Like it always does, life goes on. The sting of losing Gordon has subsided. I hate that it has because all the Gordon-ness is absent from my life. The sting at least made it feel like he was with me a little.

I am speeding up my reading progress, which is great. I know I can probably get away with doing a lot less than I am. I do want to make the process worthwhile. My biggest problem is concentrating. I'm struggling with staying on task. The internet, the cats, my toenails, the litter box, the laundry, grocery shopping, tooth brushing. Any and everything deserves my attention other than the task at hand. I'm sure I'm describing almost everyone's life here and saying nothing particularly special.

Part of the reason I feel like this is the floaty-ness of my current existence. My house is coming together. Chris is in Baltimore. I am homesick. Uprisings are happening everywhere. Here I am in a city I don't particularly care for reading somewhat obscure books theorizing the real things that are actually happening and struggling to write a document that three people will read. At least I am grading papers that nobody wanted to write and I certainly don't want to read. It all feels so useless and like a grand waste of time.

My angst is real but it's so boring, I swear to g-d. I read a study that Facebook makes people kind of depressed because it looks like other people are having a great time and here you are, lonely, in this virtual reality, looking at peoples' weddings and parties and fabulous vacations thinking, "my life is so boring." I feel like that nonetheless. I just want to go home. I know I am wrongly thinking of going home as a panacea and I fear I will always be waiting for my life to start. Shit, I'm probably half way through it (knock on wood), shouldn't I realize that this is it?

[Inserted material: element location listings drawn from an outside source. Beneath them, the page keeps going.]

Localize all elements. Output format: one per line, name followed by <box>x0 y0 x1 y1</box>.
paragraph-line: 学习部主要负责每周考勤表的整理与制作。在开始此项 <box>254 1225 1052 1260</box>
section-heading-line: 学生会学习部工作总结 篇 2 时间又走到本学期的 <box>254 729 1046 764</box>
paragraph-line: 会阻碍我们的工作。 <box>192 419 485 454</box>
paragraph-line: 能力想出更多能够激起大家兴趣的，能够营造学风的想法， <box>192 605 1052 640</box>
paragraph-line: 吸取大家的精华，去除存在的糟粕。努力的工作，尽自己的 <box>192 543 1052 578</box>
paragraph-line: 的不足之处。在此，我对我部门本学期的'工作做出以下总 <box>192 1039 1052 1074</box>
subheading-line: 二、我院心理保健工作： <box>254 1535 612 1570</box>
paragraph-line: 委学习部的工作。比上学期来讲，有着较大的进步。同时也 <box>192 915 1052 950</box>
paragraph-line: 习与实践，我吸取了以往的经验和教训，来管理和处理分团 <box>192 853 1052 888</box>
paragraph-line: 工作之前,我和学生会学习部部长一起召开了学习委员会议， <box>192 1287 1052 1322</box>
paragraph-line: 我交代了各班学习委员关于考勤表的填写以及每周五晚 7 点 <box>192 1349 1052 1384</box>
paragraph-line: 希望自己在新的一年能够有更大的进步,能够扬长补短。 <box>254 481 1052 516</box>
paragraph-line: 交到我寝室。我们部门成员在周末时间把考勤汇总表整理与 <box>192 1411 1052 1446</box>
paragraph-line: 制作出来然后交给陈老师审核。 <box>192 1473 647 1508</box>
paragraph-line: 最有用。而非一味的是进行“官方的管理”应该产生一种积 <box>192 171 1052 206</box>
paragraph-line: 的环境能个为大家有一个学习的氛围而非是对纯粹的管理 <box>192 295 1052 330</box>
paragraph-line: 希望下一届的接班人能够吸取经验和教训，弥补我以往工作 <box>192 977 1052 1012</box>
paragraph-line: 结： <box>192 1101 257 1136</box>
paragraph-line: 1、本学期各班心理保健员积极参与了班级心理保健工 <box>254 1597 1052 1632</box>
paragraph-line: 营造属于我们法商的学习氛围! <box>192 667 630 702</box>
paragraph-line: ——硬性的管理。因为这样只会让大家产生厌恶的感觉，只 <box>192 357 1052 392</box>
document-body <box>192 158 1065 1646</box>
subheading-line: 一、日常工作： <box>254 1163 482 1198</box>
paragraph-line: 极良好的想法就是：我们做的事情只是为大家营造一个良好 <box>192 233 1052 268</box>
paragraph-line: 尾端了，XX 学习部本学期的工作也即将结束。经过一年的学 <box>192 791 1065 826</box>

A lot of this rambly bullshit post is to say that I don't think I'll really ever feel comfortable in a world like this. I am coming to accept it. I have strongly internalized the pain of injustice and the magnitude of wrong-living. I don't think I'll be able to shake it off, especially if I've made it my job to hole myself in my house and read about it. I envy those that are conscious but still able to find the beauty and joy in the world. I am praying that my Baltimore community will do just that.